Le poème de l'homme de l'écume est, une lumière parfois vacillante dans le lointain où nul figement n'est admis. C'est précisément ce que Xavier Grall reproche à Per-Jakez Hélias d'avoir dépeint une société bretonne immobile dans son plus misérable des passés. Il lui reproche aussi de ne point rêver la Bretagne, mais de la cantonner à un sujet ethnographique en se satisfaisant de la conter. (57)
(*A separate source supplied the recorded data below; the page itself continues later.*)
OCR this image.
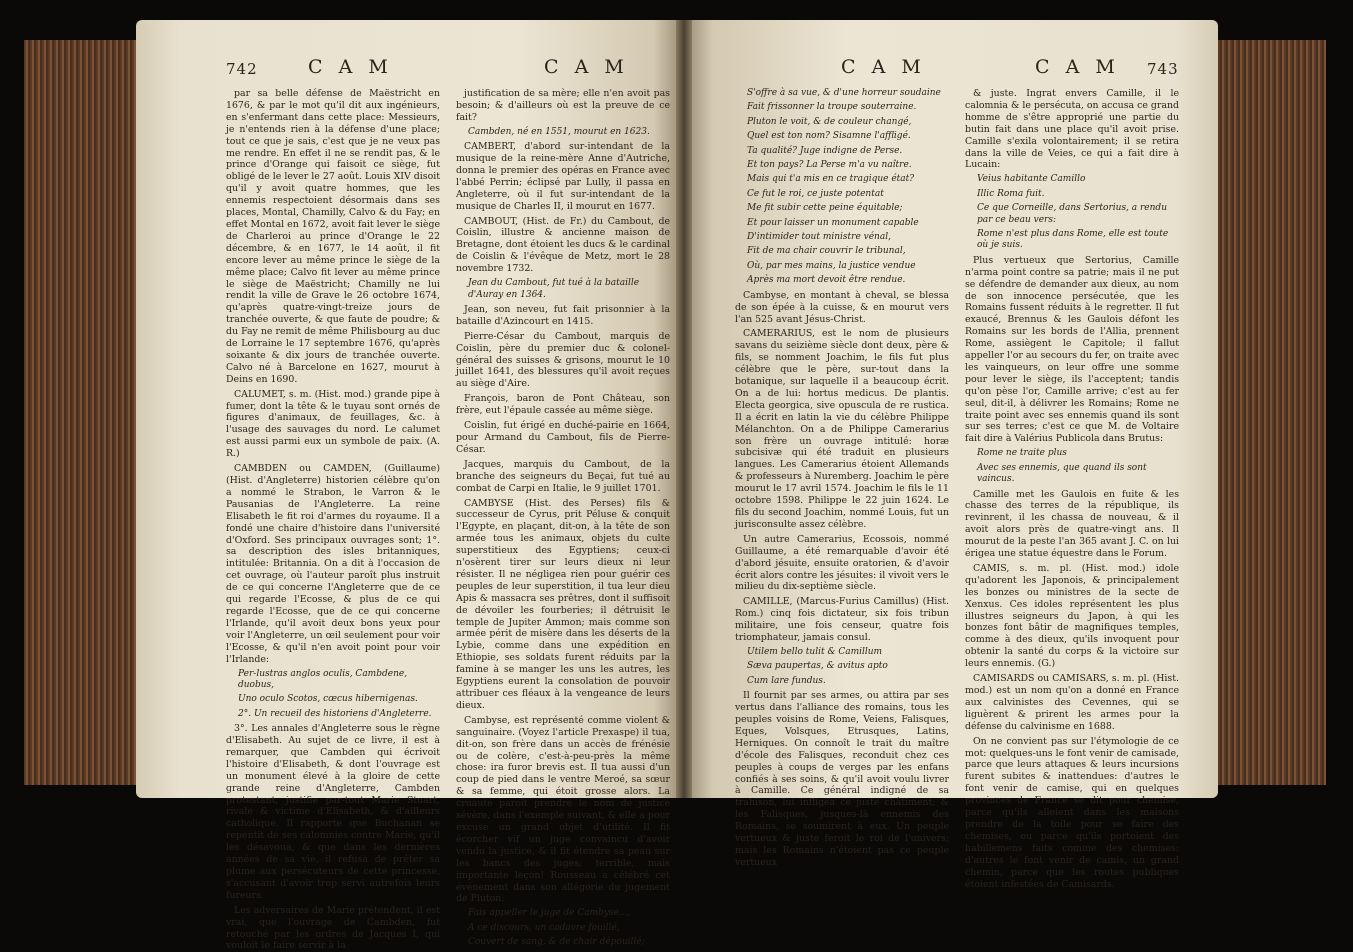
742	C A M	C A M

par sa belle défense de Maëstricht en 1676, & par le mot qu'il dit aux ingénieurs, en s'enfermant dans cette place: Messieurs, je n'entends rien à la défense d'une place; tout ce que je sais, c'est que je ne veux pas me rendre. En effet il ne se rendit pas, & le prince d'Orange qui faisoit ce siège, fut obligé de le lever le 27 août. Louis XIV disoit qu'il y avoit quatre hommes, que les ennemis respectoient désormais dans ses places, Montal, Chamilly, Calvo & du Fay; en effet Montal en 1672, avoit fait lever le siège de Charleroi au prince d'Orange le 22 décembre, & en 1677, le 14 août, il fit encore lever au même prince le siège de la même place; Calvo fit lever au même prince le siège de Maëstricht; Chamilly ne lui rendit la ville de Grave le 26 octobre 1674, qu'après quatre-vingt-treize jours de tranchée ouverte, & que faute de poudre; & du Fay ne remit de même Philisbourg au duc de Lorraine le 17 septembre 1676, qu'après soixante & dix jours de tranchée ouverte. Calvo né à Barcelone en 1627, mourut à Deins en 1690.

CALUMET, s. m. (Hist. mod.) grande pipe à fumer, dont la tête & le tuyau sont ornés de figures d'animaux, de feuillages, &c. à l'usage des sauvages du nord. Le calumet est aussi parmi eux un symbole de paix. (A. R.)

CAMBDEN ou CAMDEN, (Guillaume) (Hist. d'Angleterre) historien célèbre qu'on a nommé le Strabon, le Varron & le Pausanias de l'Angleterre. La reine Elisabeth le fit roi d'armes du royaume. Il a fondé une chaire d'histoire dans l'université d'Oxford. Ses principaux ouvrages sont; 1°. sa description des isles britanniques, intitulée: Britannia. On a dit à l'occasion de cet ouvrage, où l'auteur paroît plus instruit de ce qui concerne l'Angleterre que de ce qui regarde l'Ecosse, & plus de ce qui regarde l'Ecosse, que de ce qui concerne l'Irlande, qu'il avoit deux bons yeux pour voir l'Angleterre, un œil seulement pour voir l'Ecosse, & qu'il n'en avoit point pour voir l'Irlande:

Per-lustras anglos oculis, Cambdene, duobus,

Uno oculo Scotos, cœcus hibernigenas.

2°. Un recueil des historiens d'Angleterre.

3°. Les annales d'Angleterre sous le règne d'Elisabeth. Au sujet de ce livre, il est à remarquer, que Cambden qui écrivoit l'histoire d'Elisabeth, & dont l'ouvrage est un monument élevé à la gloire de cette grande reine d'Angleterre, Cambden protestant, justifie par-tout Marie Stuart, rivale & victime d'Elisabeth, & d'ailleurs catholique. Il rapporte que Buchanan se repentit de ses calomnies contre Marie, qu'il les désavoua, & que dans les dernières années de sa vie, il refusa de prêter sa plume aux persécuteurs de cette princesse, s'accusant d'avoir trop servi autrefois leurs fureurs.

Les adversaires de Marie prétendent, il est vrai, que l'ouvrage de Cambden, fut retouché par les ordres de Jacques I, qui vouloit le faire servir à la

justification de sa mère; elle n'en avoit pas besoin; & d'ailleurs où est la preuve de ce fait?

Cambden, né en 1551, mourut en 1623.

CAMBERT, d'abord sur-intendant de la musique de la reine-mère Anne d'Autriche, donna le premier des opéras en France avec l'abbé Perrin; éclipsé par Lully, il passa en Angleterre, où il fut sur-intendant de la musique de Charles II, il mourut en 1677.

CAMBOUT, (Hist. de Fr.) du Cambout, de Coislin, illustre & ancienne maison de Bretagne, dont étoient les ducs & le cardinal de Coislin & l'évêque de Metz, mort le 28 novembre 1732.

Jean du Cambout, fut tué à la bataille d'Auray en 1364.

Jean, son neveu, fut fait prisonnier à la bataille d'Azincourt en 1415.

Pierre-César du Cambout, marquis de Coislin, père du premier duc & colonel-général des suisses & grisons, mourut le 10 juillet 1641, des blessures qu'il avoit reçues au siège d'Aire.

François, baron de Pont Château, son frère, eut l'épaule cassée au même siège.

Coislin, fut érigé en duché-pairie en 1664, pour Armand du Cambout, fils de Pierre-César.

Jacques, marquis du Cambout, de la branche des seigneurs du Beçai, fut tué au combat de Carpi en Italie, le 9 juillet 1701.

CAMBYSE (Hist. des Perses) fils & successeur de Cyrus, prit Péluse & conquit l'Egypte, en plaçant, dit-on, à la tête de son armée tous les animaux, objets du culte superstitieux des Egyptiens; ceux-ci n'osèrent tirer sur leurs dieux ni leur résister. Il ne négligea rien pour guérir ces peuples de leur superstition, il tua leur dieu Apis & massacra ses prêtres, dont il suffisoit de dévoiler les fourberies; il détruisit le temple de Jupiter Ammon; mais comme son armée périt de misère dans les déserts de la Lybie, comme dans une expédition en Ethiopie, ses soldats furent réduits par la famine à se manger les uns les autres, les Egyptiens eurent la consolation de pouvoir attribuer ces fléaux à la vengeance de leurs dieux.

Cambyse, est représenté comme violent & sanguinaire. (Voyez l'article Prexaspe) il tua, dit-on, son frère dans un accès de frénésie ou de colère, c'est-à-peu-près la même chose: ira furor brevis est. Il tua aussi d'un coup de pied dans le ventre Meroé, sa sœur & sa femme, qui étoit grosse alors. La cruauté paroît prendre le nom de justice sévère, dans l'exemple suivant, & elle a pour excuse un grand objet d'utilité. Il fit écorcher vif un juge convaincu d'avoir vendu la justice, & il fit étendre sa peau sur les bancs des juges; terrible, mais importante leçon! Rousseau a célébré cet événement dans son allégorie du jugement de Pluton:

Fais appeller le juge de Cambyse...,

A ce discours, un cadavre fouillé,

Couvert de sang, & de chair dépouillé;

C A M	C A M 743

S'offre à sa vue, & d'une horreur soudaine

Fait frissonner la troupe souterraine.

Pluton le voit, & de couleur changé,

Quel est ton nom? Sisamne l'affligé.

Ta qualité? Juge indigne de Perse.

Et ton pays? La Perse m'a vu naître.

Mais qui t'a mis en ce tragique état?

Ce fut le roi, ce juste potentat

Me fit subir cette peine équitable;

Et pour laisser un monument capable

D'intimider tout ministre vénal,

Fit de ma chair couvrir le tribunal,

Où, par mes mains, la justice vendue

Après ma mort devoit être rendue.

Cambyse, en montant à cheval, se blessa de son épée à la cuisse, & en mourut vers l'an 525 avant Jésus-Christ.

CAMERARIUS, est le nom de plusieurs savans du seizième siècle dont deux, père & fils, se nomment Joachim, le fils fut plus célèbre que le père, sur-tout dans la botanique, sur laquelle il a beaucoup écrit. On a de lui: hortus medicus. De plantis. Electa georgica, sive opuscula de re rustica. Il a écrit en latin la vie du célèbre Philippe Mélanchton. On a de Philippe Camerarius son frère un ouvrage intitulé: horæ subcisivæ qui été traduit en plusieurs langues. Les Camerarius étoient Allemands & professeurs à Nuremberg. Joachim le père mourut le 17 avril 1574. Joachim le fils le 11 octobre 1598. Philippe le 22 juin 1624. Le fils du second Joachim, nommé Louis, fut un jurisconsulte assez célèbre.

Un autre Camerarius, Ecossois, nommé Guillaume, a été remarquable d'avoir été d'abord jésuite, ensuite oratorien, & d'avoir écrit alors contre les jésuites: il vivoit vers le milieu du dix-septième siècle.

CAMILLE, (Marcus-Furius Camillus) (Hist. Rom.) cinq fois dictateur, six fois tribun militaire, une fois censeur, quatre fois triomphateur, jamais consul.

Utilem bello tulit & Camillum

Sæva paupertas, & avitus apto

Cum lare fundus.

Il fournit par ses armes, ou attira par ses vertus dans l'alliance des romains, tous les peuples voisins de Rome, Veiens, Falisques, Eques, Volsques, Etrusques, Latins, Herniques. On connoît le trait du maître d'école des Falisques, reconduit chez ces peuples à coups de verges par les enfans confiés à ses soins, & qu'il avoit voulu livrer à Camille. Ce général indigné de sa trahison, lui infligea ce juste châtiment; & les Falisques, jusques-là ennemis des Romains, se soumirent à eux. Un peuple vertueux & juste feroit le roi de l'univers; mais les Romains n'étoient pas ce peuple vertueux

& juste. Ingrat envers Camille, il le calomnia & le persécuta, on accusa ce grand homme de s'être approprié une partie du butin fait dans une place qu'il avoit prise. Camille s'exila volontairement; il se retira dans la ville de Veies, ce qui a fait dire à Lucain:

Veius habitante Camillo

Illic Roma fuit.

Ce que Corneille, dans Sertorius, a rendu par ce beau vers:

Rome n'est plus dans Rome, elle est toute où je suis.

Plus vertueux que Sertorius, Camille n'arma point contre sa patrie; mais il ne put se défendre de demander aux dieux, au nom de son innocence persécutée, que les Romains fussent réduits à le regretter. Il fut exaucé, Brennus & les Gaulois défont les Romains sur les bords de l'Allia, prennent Rome, assiègent le Capitole; il fallut appeller l'or au secours du fer, on traite avec les vainqueurs, on leur offre une somme pour lever le siège, ils l'acceptent; tandis qu'on pèse l'or, Camille arrive; c'est au fer seul, dit-il, à délivrer les Romains; Rome ne traite point avec ses ennemis quand ils sont sur ses terres; c'est ce que M. de Voltaire fait dire à Valérius Publicola dans Brutus:

Rome ne traite plus

Avec ses ennemis, que quand ils sont vaincus.

Camille met les Gaulois en fuite & les chasse des terres de la république, ils revinrent, il les chassa de nouveau, & il avoit alors près de quatre-vingt ans. Il mourut de la peste l'an 365 avant J. C. on lui érigea une statue équestre dans le Forum.

CAMIS, s. m. pl. (Hist. mod.) idole qu'adorent les Japonois, & principalement les bonzes ou ministres de la secte de Xenxus. Ces idoles représentent les plus illustres seigneurs du Japon, à qui les bonzes font bâtir de magnifiques temples, comme à des dieux, qu'ils invoquent pour obtenir la santé du corps & la victoire sur leurs ennemis. (G.)

CAMISARDS ou CAMISARS, s. m. pl. (Hist. mod.) est un nom qu'on a donné en France aux calvinistes des Cevennes, qui se liguèrent & prirent les armes pour la défense du calvinisme en 1688.

On ne convient pas sur l'étymologie de ce mot: quelques-uns le font venir de camisade, parce que leurs attaques & leurs incursions furent subites & inattendues: d'autres le font venir de camise, qui en quelques provinces de France se dit pour chemise, parce qu'ils alloient dans les maisons prendre de la toile pour se faire des chemises, ou parce qu'ils portoient des habillemens faits comme des chemises: d'autres le font venir de camis, un grand chemin, parce que les routes publiques étoient infestées de Camisards.
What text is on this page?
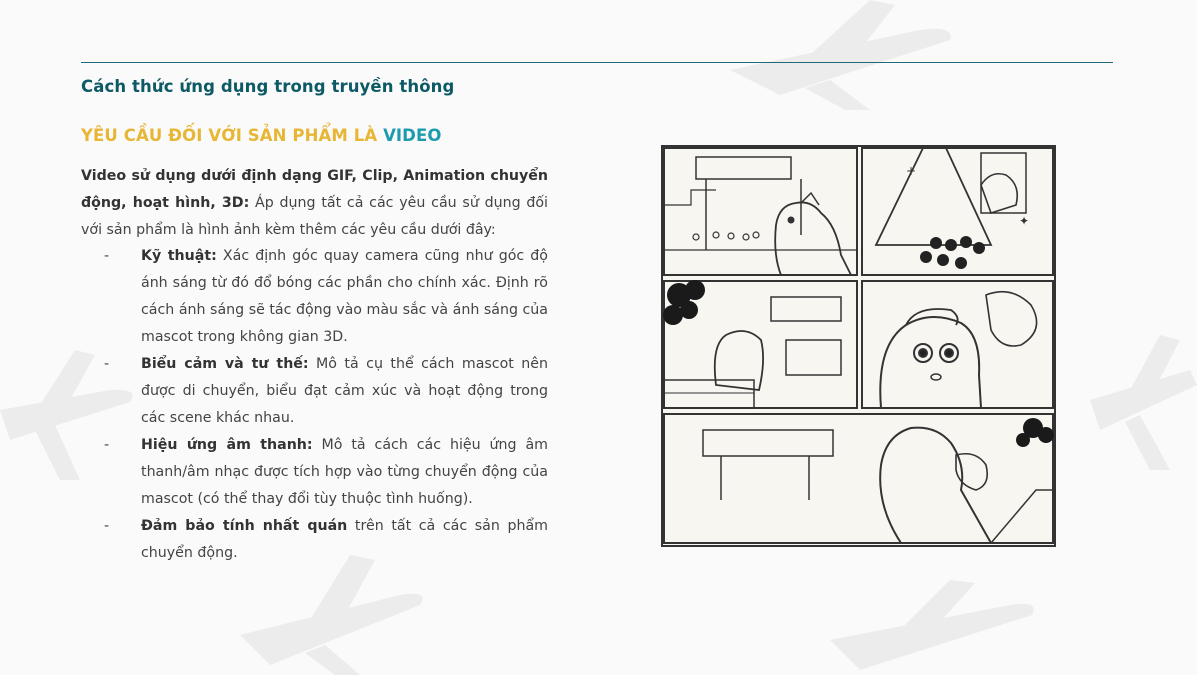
Cách thức ứng dụng trong truyền thông
YÊU CẦU ĐỐI VỚI SẢN PHẨM LÀ VIDEO

Video sử dụng dưới định dạng GIF, Clip, Animation chuyển động, hoạt hình, 3D: Áp dụng tất cả các yêu cầu sử dụng đối với sản phẩm là hình ảnh kèm thêm các yêu cầu dưới đây:

- Kỹ thuật: Xác định góc quay camera cũng như góc độ ánh sáng từ đó đổ bóng các phần cho chính xác. Định rõ cách ánh sáng sẽ tác động vào màu sắc và ánh sáng của mascot trong không gian 3D.
- Biểu cảm và tư thế: Mô tả cụ thể cách mascot nên được di chuyển, biểu đạt cảm xúc và hoạt động trong các scene khác nhau.
- Hiệu ứng âm thanh: Mô tả cách các hiệu ứng âm thanh/âm nhạc được tích hợp vào từng chuyển động của mascot (có thể thay đổi tùy thuộc tình huống).
- Đảm bảo tính nhất quán trên tất cả các sản phẩm chuyển động.
+
✦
Xavier Grall aime les vents contraires ; les longues plaines d'écume, poussées par le vent noir que charruent d'hivernales tempêtes, traversent inlassablement son œuvre. Ce souffle d'une Bretagne des tumultes, celle des promontoires appelant à d'étranges introspections, à de bien curieuses méditations, dont seuls les poètes savent qu'elle porte en elle les secret d'algues enfouies dans les profondeurs de l'inconscient. (50)
Il rêve d'une révolution intérieure qui ferait émerger de derrière les apparences la beauté du monde. "Aller, loin, loin, telle est la vocation de l'homme. Je plains les sédentaires de l'Esprit. Ils ont fermé leur âme à clé. Poussières..." Il rêve de ces hauts lieux, ces ancrages propices à des introspections ouvrant à de nouveaux souffles, à cet amour qui travaille secrètement l'univers. "J'ai toujours voulu aller loin, voguer. Voguer plus loin."
Il y a chez Xavier Grall à l'instar d'Arthur Rimbaud une volonté de changer la vie, d'ouvrir un champ de conscience propice à une transformation du rapport de l'individu au monde et au langage. (26)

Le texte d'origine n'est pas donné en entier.